What is the 2018 Moratorium Proposal?
The UK government has announced that it will fast-track legislation to implement the insolvency reforms announced in August 2018. These proposals followed on from its 2016 and included:
- A new moratorium allowing solvent companies (that would otherwise risk becoming insolvent) a period of time in which creditors cannot are not able to take action against them. This will allow the companies time to commence restructuring or alternatively procure investment. The moratorium would be triggered by a court filing and have an initial 28-day life, capable of being extended by another 28 days (any extension beyond 56 days will require approval of majority of secured and unsecured creditors or the Court).
- A prohibition on suppliers exercising termination rights in contracts for the supply of goods and services on the grounds that a counterparty has entered a formal insolvency procedure, the new moratorium or a restructuring plan.
- A restructuring “plan” which will bind all dissenting classes of creditors.
What should suppliers do?
During these unprecedented times, suppliers may want to review their existing contractual arrangements with customers who are likely to become financially distressed. Supplies may utilise their termination rights to negotiate new beneficial terms, such as:
- seeking payments on account rather than payment upon receipt of the supplies;
- arranging short term contracts with fixed termination dates which will prevent suppliers from being locked in to supply for a considerable period;
- including an express right in the contract to withhold supply of goods and services in the event of any non-payment;
- considering the termination rights in their contract, to allow for earlier termination where possible (e.g. if the other party’s credit rating drops below an agreed threshold);
- seeking personal guarantees from the customer’s directors or persons in-charge;
- reducing payment periods to reduce financial exposure, particularly if the supply contract is short but high value
- using project bank accounts or escrow accounts, to protect the pot of money allocated to the supply contract;
- in the event of payment problems, reviewing the contract early so that any termination rights can be considered early and before the company enters into insolvency proceedings (at which point CIGA’s restrictions on termination will apply).

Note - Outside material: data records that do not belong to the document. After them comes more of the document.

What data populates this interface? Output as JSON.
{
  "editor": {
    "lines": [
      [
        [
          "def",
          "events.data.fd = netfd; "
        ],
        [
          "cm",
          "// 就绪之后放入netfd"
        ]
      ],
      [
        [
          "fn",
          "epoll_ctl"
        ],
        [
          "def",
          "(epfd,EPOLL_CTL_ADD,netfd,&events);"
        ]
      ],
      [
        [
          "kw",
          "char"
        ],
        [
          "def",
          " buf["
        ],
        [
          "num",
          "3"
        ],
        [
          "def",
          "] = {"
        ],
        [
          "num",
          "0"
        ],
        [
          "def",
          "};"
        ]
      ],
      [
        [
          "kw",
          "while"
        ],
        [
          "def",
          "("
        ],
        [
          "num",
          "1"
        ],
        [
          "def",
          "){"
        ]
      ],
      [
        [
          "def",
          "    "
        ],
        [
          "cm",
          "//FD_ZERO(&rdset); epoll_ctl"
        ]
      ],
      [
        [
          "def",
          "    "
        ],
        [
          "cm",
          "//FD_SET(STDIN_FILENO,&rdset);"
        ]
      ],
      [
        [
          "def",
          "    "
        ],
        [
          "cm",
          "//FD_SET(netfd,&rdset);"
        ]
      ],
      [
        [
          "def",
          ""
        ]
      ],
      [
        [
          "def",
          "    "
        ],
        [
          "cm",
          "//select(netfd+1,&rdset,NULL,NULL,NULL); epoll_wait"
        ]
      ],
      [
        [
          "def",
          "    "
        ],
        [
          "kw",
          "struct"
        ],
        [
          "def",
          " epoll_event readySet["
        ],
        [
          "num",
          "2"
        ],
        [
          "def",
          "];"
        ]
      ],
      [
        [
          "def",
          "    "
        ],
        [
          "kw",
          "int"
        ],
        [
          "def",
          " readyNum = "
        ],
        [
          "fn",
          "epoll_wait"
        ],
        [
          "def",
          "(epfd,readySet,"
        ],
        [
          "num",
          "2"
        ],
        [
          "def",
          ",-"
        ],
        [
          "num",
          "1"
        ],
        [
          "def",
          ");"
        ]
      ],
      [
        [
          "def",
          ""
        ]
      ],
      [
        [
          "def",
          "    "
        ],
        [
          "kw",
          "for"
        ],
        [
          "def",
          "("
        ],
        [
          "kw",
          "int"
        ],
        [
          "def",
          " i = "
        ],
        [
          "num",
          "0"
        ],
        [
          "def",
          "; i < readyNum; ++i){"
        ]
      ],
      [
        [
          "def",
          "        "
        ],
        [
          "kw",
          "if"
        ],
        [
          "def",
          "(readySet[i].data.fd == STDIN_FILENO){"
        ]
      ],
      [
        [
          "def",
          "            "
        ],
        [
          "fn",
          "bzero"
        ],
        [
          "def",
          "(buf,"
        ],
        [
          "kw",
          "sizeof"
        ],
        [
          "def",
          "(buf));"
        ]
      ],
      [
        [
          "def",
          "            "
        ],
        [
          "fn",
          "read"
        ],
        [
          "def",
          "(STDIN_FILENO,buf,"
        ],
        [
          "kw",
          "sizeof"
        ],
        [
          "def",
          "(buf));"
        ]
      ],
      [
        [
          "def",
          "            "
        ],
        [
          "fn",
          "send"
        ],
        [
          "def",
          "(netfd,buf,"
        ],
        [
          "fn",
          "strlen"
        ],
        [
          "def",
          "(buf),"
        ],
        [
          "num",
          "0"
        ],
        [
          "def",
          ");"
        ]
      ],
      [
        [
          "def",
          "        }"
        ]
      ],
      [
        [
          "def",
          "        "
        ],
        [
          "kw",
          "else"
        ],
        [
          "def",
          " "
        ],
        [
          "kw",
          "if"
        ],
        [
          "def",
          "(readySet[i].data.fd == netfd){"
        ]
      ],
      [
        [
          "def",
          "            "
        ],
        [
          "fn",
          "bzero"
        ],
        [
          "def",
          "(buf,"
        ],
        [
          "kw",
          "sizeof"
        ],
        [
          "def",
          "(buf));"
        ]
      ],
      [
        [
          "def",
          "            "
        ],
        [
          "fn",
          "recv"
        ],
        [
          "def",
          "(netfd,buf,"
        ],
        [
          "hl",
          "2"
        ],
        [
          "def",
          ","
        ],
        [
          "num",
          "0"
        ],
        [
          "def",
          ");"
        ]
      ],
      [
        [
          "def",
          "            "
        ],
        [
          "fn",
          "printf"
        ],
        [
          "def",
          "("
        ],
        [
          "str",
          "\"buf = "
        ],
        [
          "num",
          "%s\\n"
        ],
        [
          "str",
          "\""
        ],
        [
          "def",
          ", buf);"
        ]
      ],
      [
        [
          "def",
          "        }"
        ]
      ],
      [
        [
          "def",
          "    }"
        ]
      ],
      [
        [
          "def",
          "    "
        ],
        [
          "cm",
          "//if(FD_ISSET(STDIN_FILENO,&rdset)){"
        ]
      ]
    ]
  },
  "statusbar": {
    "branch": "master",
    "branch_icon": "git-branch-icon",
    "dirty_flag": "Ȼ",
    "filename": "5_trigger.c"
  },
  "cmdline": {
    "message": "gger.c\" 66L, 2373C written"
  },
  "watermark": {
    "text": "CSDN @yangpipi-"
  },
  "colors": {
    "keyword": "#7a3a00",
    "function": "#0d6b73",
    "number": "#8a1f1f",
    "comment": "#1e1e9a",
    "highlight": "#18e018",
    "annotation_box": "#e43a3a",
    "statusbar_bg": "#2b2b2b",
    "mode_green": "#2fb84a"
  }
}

Contractors and suppliers need to keep an eye open for any warning signs around a company’s solvency and to seek advice quickly if they have any concerns.
What does it mean for Insolvency Practitioners?
The new measures introduced by the Corporate Insolvency and Governance Bill should assist financially distressed companies by enhancing rescue opportunities available to them. Insolvency Practitioners will likely benefit from suppliers being prevented leveraging their position in the insolvency process by refusing to supply or from ending integral supplies altogether. This will be particularly beneficial for administrators looking to continue trade companies.
Suppliers are able to seek consent from the Insolvency Practitioner to end their supply to the company; this provides Insolvency Practitioners with an opportunity to consider if the continuation of the supply is integral to the company and if so, they are able to refuse to such termination. Alternatively, Insolvency Practitioners are also able to provide such consent in order to end supplies which are no longer financially viable in the long-term or required for the purpose of a sale.
It is important for Insolvency Practitioners to carefully review the terms of the supply agreements in place to assess whether the new provisions apply. It is likely that suppliers may seek to re-negotiate the terms of their existing contracts in light of the new measures. Insolvency Practitioners should not delay in seeking legal advice in relation to existing supplier contracts, especially in light of the current changes.